Back at camp, Li Chi had his men bring out a large piece of tarpaulin. He took a brush and drew — trying to render the Mei Mountain Camp as faithfully as possible from what he had observed.

The scribes added markings to his drawing: catapult positions, arrow towers, every significant feature noted.

The map took the better part of two hours to complete and came close to a reconstruction.

Once finished, Li Chi had it hung up. Everyone stood before it and studied it intently.

“Ninth Brother.”

“Here.”

“Go find the craftsmen. Have them build a sand model — make it detailed. Set up a large awning outside the tent, and build the model beneath it. Make it big enough — five *zhang* across.”

“On it.”

Yu Jiuling gave his assent and ran off.

Li Chi exhaled slowly. “We can’t rush this. This is not a place that can be taken by sheer force. Once the model is ready, every officer of *jiàowèi* rank and above from all units is welcome to come look at it. Anyone with an idea can come to me directly.”

The generals in each division bowed in unison. “Yes, sir!”

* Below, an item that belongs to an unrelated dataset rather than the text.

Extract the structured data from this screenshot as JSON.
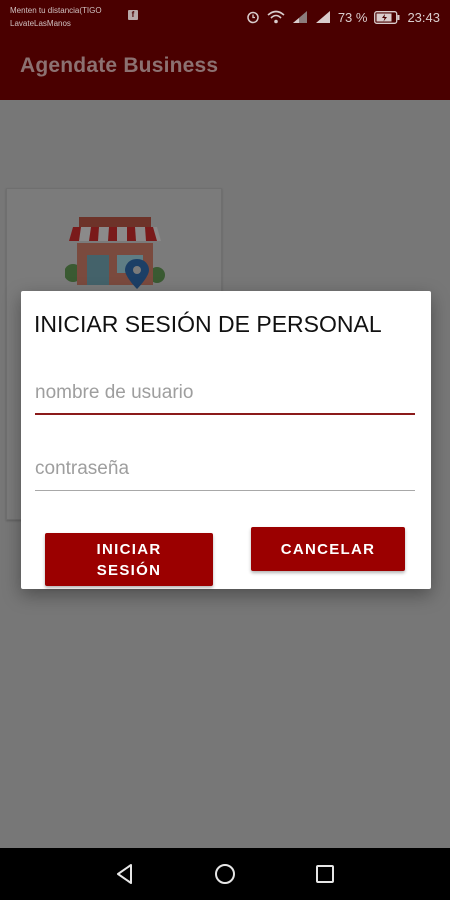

At the same time, up on Mei Mountain.

Pei Jinglun, his expression cool and unreadable, stood at the heights watching through his spyglass as the Ning army established its camp.

From the scale and solidity of what they were building, he knew: the Ning army had no intention of attacking in haste.

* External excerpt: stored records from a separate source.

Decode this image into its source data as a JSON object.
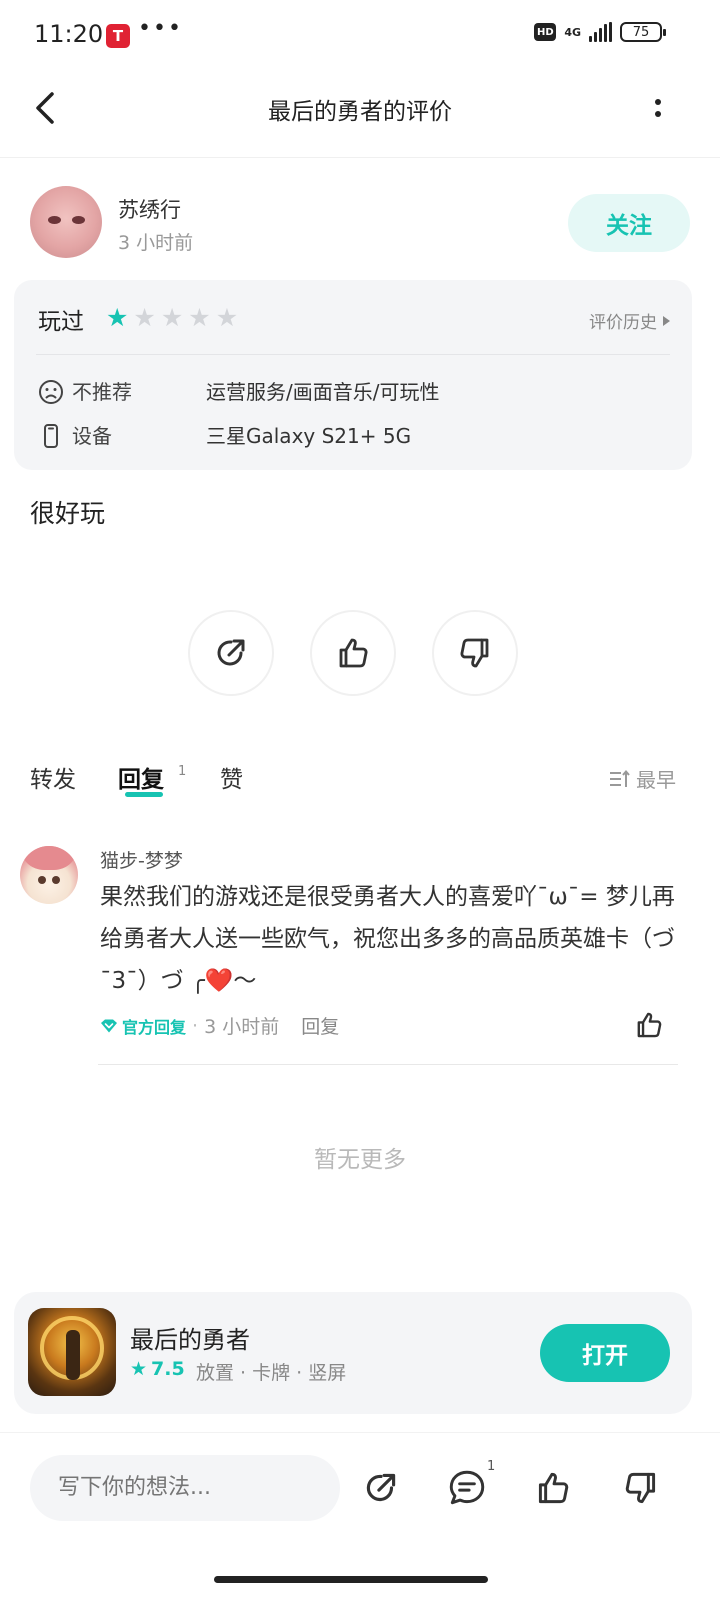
{
  "status_bar": {
    "time": "11:20",
    "app_badge": "T",
    "more_dots": "•••",
    "hd": "HD",
    "network": "4G",
    "battery": "75"
  },
  "nav": {
    "title": "最后的勇者的评价"
  },
  "author": {
    "name": "苏绣行",
    "time": "3 小时前",
    "follow_label": "关注"
  },
  "rating": {
    "played_label": "玩过",
    "stars_total": 5,
    "stars_filled": 1,
    "history_label": "评价历史",
    "recommend_label": "不推荐",
    "recommend_value": "运营服务/画面音乐/可玩性",
    "device_label": "设备",
    "device_value": "三星Galaxy S21+ 5G"
  },
  "review": {
    "text": "很好玩"
  },
  "tabs": {
    "repost": "转发",
    "reply": "回复",
    "reply_count": "1",
    "like": "赞",
    "sort_label": "最早"
  },
  "comment": {
    "user": "猫步-梦梦",
    "body": "果然我们的游戏还是很受勇者大人的喜爱吖ˉωˉ= 梦儿再给勇者大人送一些欧气，祝您出多多的高品质英雄卡（づˉ3ˉ）づ ╭❤️～",
    "official_label": "官方回复",
    "time": "3 小时前",
    "reply_label": "回复"
  },
  "no_more": "暂无更多",
  "game": {
    "name": "最后的勇者",
    "score": "7.5",
    "tags": "放置 · 卡牌 · 竖屏",
    "open_label": "打开"
  },
  "bottom_bar": {
    "input_placeholder": "写下你的想法...",
    "comment_count": "1"
  },
  "colors": {
    "accent": "#17c3b2",
    "accent_light": "#e5f8f6",
    "card_bg": "#f4f5f7"
  }
}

If speed had been their aim — if they had meant to break the Mei Mountain Camp as quickly as possible — there would have been no need to raise perimeter walls around their own camp first.

“In over ten years of soldiering, this is the strongest force I have ever seen.”

Pei Jinglun spoke quietly to himself.

The men around him all fell silent. No one dared respond. The military discipline of the Mei Mountain Camp had always been the strictest in the Shu army.

But those generals were unconvinced.

Pei Jinglun said, “Have you noticed — not a single Ning company is in disarray. Every soldier, apart from those building the camp, is holding formation.”

The men nodded, though they still did not see what was remarkable about it. Their troops could do the same.

“Look at where the shield-bearers are. The spearmen. The archers.”

Pei Jinglun saw the skepticism on his subordinates’ faces and added another sentence.

Those generals raised their spyglasses — and then some of their faces shifted.

What appeared to be resting Ning soldiers were all seated on the ground, yet they were capable of completing a full formation change in the briefest possible moment.

“A formidable enemy.”

Pei Jinglun said to himself. “An enemy unlike any we have faced before.”